O G7 e o G20 serão chamados a dar uma resposta clara e coerente, tendo em conta aquele adjetivo - “endêmico” - que cada vez mais aparece nos textos científicos ao lado da palavra “coronavírus”. É o Economist que exorta os governos a pensar no futuro: “À medida que o mundo começa a ser vacinado, tornou-se claro que esperar que as vacinas apaguem o Covid-19 é um erro. A doença vai circular por anos e parece provável que se tornará endêmica. Quando a Covid-19 começou a atacar, os governos foram pegos de surpresa. Agora eles têm que pensar no futuro [...]. A adaptação para viver com o vírus começa com a ciência médica. Já está em andamento um trabalho para desenvolver vacinas para fornecer proteção contra as novas variantes.
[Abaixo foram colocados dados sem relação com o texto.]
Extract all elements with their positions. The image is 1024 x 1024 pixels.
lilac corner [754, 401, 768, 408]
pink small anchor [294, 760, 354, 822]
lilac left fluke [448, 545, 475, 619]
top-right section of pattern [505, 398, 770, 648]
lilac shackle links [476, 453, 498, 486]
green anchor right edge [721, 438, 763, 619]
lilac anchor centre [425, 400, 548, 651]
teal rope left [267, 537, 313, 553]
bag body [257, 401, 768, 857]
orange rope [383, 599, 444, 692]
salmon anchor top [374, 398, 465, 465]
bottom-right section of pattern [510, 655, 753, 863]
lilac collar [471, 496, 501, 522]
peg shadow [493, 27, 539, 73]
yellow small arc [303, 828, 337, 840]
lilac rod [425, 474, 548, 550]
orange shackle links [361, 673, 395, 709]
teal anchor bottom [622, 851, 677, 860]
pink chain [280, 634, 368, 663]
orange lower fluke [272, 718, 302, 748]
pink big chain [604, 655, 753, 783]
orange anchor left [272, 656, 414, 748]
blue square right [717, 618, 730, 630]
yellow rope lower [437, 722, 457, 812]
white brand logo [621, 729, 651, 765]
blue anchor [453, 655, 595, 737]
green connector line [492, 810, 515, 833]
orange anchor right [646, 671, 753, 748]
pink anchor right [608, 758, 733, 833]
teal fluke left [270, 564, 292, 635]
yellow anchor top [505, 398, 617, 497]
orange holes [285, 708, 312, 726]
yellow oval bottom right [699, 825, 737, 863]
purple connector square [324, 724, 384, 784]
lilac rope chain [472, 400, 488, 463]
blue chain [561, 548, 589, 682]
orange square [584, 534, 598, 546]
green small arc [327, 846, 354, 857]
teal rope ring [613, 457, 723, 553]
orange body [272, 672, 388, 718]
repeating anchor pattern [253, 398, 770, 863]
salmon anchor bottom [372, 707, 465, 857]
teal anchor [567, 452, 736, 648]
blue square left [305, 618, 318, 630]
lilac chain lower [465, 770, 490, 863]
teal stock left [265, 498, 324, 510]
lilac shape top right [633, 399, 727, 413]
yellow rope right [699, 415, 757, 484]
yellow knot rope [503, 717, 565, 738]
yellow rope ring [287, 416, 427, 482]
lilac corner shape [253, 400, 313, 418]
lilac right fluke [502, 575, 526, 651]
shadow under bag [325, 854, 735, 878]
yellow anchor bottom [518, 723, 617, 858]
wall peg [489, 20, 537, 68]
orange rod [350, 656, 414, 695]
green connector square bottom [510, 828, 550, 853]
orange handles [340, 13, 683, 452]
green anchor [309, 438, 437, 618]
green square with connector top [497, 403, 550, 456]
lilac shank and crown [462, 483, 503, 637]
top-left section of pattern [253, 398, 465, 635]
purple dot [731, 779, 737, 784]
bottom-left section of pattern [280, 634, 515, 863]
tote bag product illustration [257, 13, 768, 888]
Isso deveria andar de mãos dadas com o aumento da vigilância de mutações que estão se disseminando e uma aprovação normativa acelerada para os reforços. Enquanto isso, serão necessários cuidados médicos para salvar mais pessoas que contraem a doença da morte ou dos sintomas graves. O melhor resultado seria uma combinação de imunidade adquirida, reforços regulares de vacinas modificadas e uma combinação de terapias para garantir que a Covid-19 seja raramente uma ameaça à vida. Mas esse resultado não é garantido”.

O certo é que o mundo não pode se dar ao luxo de continuar a tratar as vacinas anti-Covid como se fossem um artigo de luxo, inacessível em 130 países ao redor do mundo até mesmo para profissionais de saúde, doentes crônicos, os mais frágeis entre os frágeis.